In another experiment, organizers working in rural Kentucky in 2019 used yard signs as a tool for voter outreach. In communities where most of the vote share is deeply conservative, finding vocal supporters for Democratic candidates is a challenge. So their experiment focused on finding voters who would be public in their support — and with the yard sign, help create a permission structure for their neighbors to do the same. In other words, a new sign in a yard was the end goal, but the outreach was driving focus. The results in this particular study were positive, but the numbers were too small to be conclusive.

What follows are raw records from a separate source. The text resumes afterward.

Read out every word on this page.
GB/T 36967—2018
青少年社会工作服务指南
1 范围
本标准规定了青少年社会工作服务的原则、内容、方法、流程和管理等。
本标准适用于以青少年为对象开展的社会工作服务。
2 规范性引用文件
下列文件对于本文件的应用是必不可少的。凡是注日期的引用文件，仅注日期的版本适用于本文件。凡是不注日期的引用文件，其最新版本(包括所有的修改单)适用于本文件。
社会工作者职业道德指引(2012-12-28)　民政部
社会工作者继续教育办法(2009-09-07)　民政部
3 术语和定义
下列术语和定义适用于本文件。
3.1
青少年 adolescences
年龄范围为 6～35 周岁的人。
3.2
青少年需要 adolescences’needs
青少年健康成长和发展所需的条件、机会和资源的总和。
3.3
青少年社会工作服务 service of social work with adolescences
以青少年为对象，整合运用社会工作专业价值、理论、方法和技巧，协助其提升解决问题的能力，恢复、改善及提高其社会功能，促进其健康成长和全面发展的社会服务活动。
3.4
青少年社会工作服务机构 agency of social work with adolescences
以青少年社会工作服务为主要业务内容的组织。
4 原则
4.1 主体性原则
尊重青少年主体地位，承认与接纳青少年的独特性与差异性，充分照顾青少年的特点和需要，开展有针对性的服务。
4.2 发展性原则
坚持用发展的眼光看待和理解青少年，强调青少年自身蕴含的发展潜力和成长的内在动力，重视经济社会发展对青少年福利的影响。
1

But this is also 2020, and there are other reasons to rethink our old assumptions. Much of the traditional toolkit we have for engaging voters is different or off the table altogether. Voters across the country are isolated — cut off from coworkers, friends, and family. We should be building connections wherever we can — including with visible displays of support.
But the other reason I’m reevaluating one of the first things I ever learned in my chosen profession is that I’ve come to realize just how much these public declarations matter.
The Washington Post ran a story last month about the fight over yard signs in neighborhoods all over the country — how Biden sign stealing is rampant in battleground counties and a constant topic of conversation on Next Door, how people are sharing strategies on listservs and in private Facebook groups for how to deter would-be vandals.
In 2016, my wife (who also worked at Hillary for America) put a Clinton Kaine magnet on the back of our car. She drove it all over Pennsylvania when she deployed to the state for the last phase of the campaign. We drove it all over Virginia after we moved back to Washington, DC. Then, in the summer of 2017, we rented a beach house back home in North Carolina — in a county that Trump carried with 70 percent of the vote. That magnet was stolen within 36 hours of our arrival. Our little 12″ x 24″ declaration of support for Hillary Clinton was a challenge to the identity of someone — an affront.
And anything people care about that seriously is worth taking seriously.
“Yard signs don’t vote” is one of the most widely shared pieces of wisdom across campaigns up and down the ballot. But the world isn’t that simple, especially not now. So if we’re questioning that thinking — because we’ve read new political science or we’re interested in how public acts of advocacy and solidarity change how communities discuss issues (especially in 2020) — we shouldn’t stop there.